Chronique du 23 Octobre 2002

Certes notre image au fil des décennies avait pu se ternir. Voyez donc ces affreux agitateurs, ces irréductibles Français des Grands Bancs d’Amérique, malmeneurs (néologisme hérité de l’histoire) de préfets et autres têtes hexagonales, de dénoncer la presse dite nationale parce que son siège est à Paris, à distinguer de la presse régionale qui tire ailleurs et de la presse insulaire qui se fait l’écho de ceux qui papotent dans les popotes. Même le Canard Enchaîné a cru bon donner de son bec en son temps en n’écoutant qu’un son de (pauvre) cloche pétri de certitudes sur ces terribles insulaires irrespectueux de la chose publique.

Il était temps d’exorciser les années Cluchard (1974-1975) – le gouverneur séquestré -, les années Lefebvre (1983-1985) – le préfet embarqué par la foule (et débarqué illico par le Gouvernement) et les années Transall gavés de mobiles venus à la rescousse.

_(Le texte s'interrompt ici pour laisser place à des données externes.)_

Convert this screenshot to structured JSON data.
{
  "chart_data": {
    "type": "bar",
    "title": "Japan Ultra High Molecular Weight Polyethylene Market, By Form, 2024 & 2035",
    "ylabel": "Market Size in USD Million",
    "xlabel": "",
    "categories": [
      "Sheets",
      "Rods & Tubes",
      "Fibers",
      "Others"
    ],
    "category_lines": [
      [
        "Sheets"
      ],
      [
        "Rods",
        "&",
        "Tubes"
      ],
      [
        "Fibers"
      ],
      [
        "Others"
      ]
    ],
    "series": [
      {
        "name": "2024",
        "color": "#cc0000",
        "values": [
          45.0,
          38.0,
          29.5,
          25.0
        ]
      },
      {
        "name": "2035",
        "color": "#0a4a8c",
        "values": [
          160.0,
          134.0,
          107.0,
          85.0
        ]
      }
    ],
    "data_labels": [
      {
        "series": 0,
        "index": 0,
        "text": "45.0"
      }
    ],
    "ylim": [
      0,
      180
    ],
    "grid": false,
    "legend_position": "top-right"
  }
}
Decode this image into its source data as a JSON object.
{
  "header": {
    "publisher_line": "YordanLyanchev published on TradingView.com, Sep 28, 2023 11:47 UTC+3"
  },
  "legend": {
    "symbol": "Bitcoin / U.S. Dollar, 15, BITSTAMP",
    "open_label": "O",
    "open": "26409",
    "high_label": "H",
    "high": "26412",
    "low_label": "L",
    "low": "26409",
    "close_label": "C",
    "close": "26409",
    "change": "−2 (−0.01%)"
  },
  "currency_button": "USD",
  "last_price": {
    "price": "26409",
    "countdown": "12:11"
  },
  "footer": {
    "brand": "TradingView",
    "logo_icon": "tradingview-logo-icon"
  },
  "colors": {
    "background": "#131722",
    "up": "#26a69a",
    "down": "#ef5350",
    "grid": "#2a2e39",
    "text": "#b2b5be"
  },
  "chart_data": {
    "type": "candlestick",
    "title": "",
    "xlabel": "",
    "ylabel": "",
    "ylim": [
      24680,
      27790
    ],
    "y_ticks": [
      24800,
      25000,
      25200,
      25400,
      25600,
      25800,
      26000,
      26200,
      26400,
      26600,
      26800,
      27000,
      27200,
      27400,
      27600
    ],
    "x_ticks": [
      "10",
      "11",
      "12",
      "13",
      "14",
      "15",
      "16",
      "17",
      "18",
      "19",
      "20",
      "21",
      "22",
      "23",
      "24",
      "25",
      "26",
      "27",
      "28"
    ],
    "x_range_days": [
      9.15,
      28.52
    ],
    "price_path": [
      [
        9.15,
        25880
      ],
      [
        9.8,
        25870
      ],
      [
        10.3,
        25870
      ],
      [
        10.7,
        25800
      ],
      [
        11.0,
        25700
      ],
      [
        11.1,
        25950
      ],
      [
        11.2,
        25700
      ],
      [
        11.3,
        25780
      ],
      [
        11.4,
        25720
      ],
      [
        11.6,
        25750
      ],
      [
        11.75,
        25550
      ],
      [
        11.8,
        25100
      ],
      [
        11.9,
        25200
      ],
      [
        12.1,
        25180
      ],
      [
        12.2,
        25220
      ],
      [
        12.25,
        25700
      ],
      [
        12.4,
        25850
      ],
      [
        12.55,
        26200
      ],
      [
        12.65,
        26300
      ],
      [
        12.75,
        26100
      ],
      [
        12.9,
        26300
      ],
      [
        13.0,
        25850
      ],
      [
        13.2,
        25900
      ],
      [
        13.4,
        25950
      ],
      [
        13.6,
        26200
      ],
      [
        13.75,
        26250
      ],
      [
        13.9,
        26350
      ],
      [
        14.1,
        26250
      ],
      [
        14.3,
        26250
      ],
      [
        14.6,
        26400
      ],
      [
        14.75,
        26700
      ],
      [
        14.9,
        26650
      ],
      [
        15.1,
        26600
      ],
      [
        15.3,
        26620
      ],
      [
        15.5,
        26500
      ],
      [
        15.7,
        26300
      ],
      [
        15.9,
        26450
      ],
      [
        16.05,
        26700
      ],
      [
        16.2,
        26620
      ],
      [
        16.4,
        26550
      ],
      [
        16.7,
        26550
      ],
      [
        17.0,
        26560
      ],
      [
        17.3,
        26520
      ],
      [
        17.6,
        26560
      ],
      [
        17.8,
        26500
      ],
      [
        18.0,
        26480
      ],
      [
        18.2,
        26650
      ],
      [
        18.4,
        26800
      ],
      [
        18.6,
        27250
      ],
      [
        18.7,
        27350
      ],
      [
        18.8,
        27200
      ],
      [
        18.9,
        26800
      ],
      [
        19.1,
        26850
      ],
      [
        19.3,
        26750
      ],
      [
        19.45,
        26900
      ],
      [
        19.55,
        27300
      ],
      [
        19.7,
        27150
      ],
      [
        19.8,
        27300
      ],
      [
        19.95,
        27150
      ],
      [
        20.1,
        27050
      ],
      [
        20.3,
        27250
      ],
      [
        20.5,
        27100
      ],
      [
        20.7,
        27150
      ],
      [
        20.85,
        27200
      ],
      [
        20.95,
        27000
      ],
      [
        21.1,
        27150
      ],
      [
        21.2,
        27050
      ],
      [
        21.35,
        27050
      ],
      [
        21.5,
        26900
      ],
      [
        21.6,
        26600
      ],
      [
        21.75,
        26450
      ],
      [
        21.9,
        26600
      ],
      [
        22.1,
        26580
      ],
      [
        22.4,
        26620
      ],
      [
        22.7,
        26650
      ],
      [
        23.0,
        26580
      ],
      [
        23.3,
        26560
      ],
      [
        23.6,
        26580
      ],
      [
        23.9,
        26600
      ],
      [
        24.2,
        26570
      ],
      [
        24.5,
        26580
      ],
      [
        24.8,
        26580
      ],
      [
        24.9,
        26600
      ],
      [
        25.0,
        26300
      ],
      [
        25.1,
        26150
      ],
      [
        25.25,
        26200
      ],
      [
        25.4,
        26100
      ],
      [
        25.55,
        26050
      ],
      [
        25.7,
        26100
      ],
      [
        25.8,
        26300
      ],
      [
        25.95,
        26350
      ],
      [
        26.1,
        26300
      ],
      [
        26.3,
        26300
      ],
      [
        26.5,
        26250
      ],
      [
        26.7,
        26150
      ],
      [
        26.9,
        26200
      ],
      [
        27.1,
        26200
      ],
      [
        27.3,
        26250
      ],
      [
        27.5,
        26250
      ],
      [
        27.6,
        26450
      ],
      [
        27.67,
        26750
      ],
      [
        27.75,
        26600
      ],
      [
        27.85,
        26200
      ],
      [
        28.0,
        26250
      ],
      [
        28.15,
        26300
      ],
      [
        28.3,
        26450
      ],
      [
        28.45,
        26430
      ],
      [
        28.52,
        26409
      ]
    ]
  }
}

Le 23 octobre 2002, la Commune de Saint-Pierre aura fait Jean-René Garnier, ancien Préfet de Saint-Pierre et Miquelon du 24 juillet1987 au 29 décembre1988, et aujourd’hui Secrétaire d’Etat à la Mer, citoyen d’honneur de Saint-Pierre. L’Archipel retrouve ainsi sa fraîcheur de terre hospitalière, tant vantée par tous ceux qui ont su l’aimer pour avoir su la découvrir, avec ses rochers, ses dunes, ses plates-bières, ses résineux rabougris, ses quadrupèdes, ses morues et ses bipèdes. D’ailleurs l’intéressé a su exprimer tout le plaisir ressenti à l’annonce de la décision du Conseil Municipal de Saint-Pierre : “Dans l’Archipel, j’ai vu ce qu’était la solidarité” a déclaré l’heureux impétrant dans l’Echo des Caps.

Comment ne pas se réjouir? Cela ne fait-il pas du bien de retrouver Saint-Pierre, sa clef sous le paillasson et son p’tit coin de paradis, sous un coin de parapluie.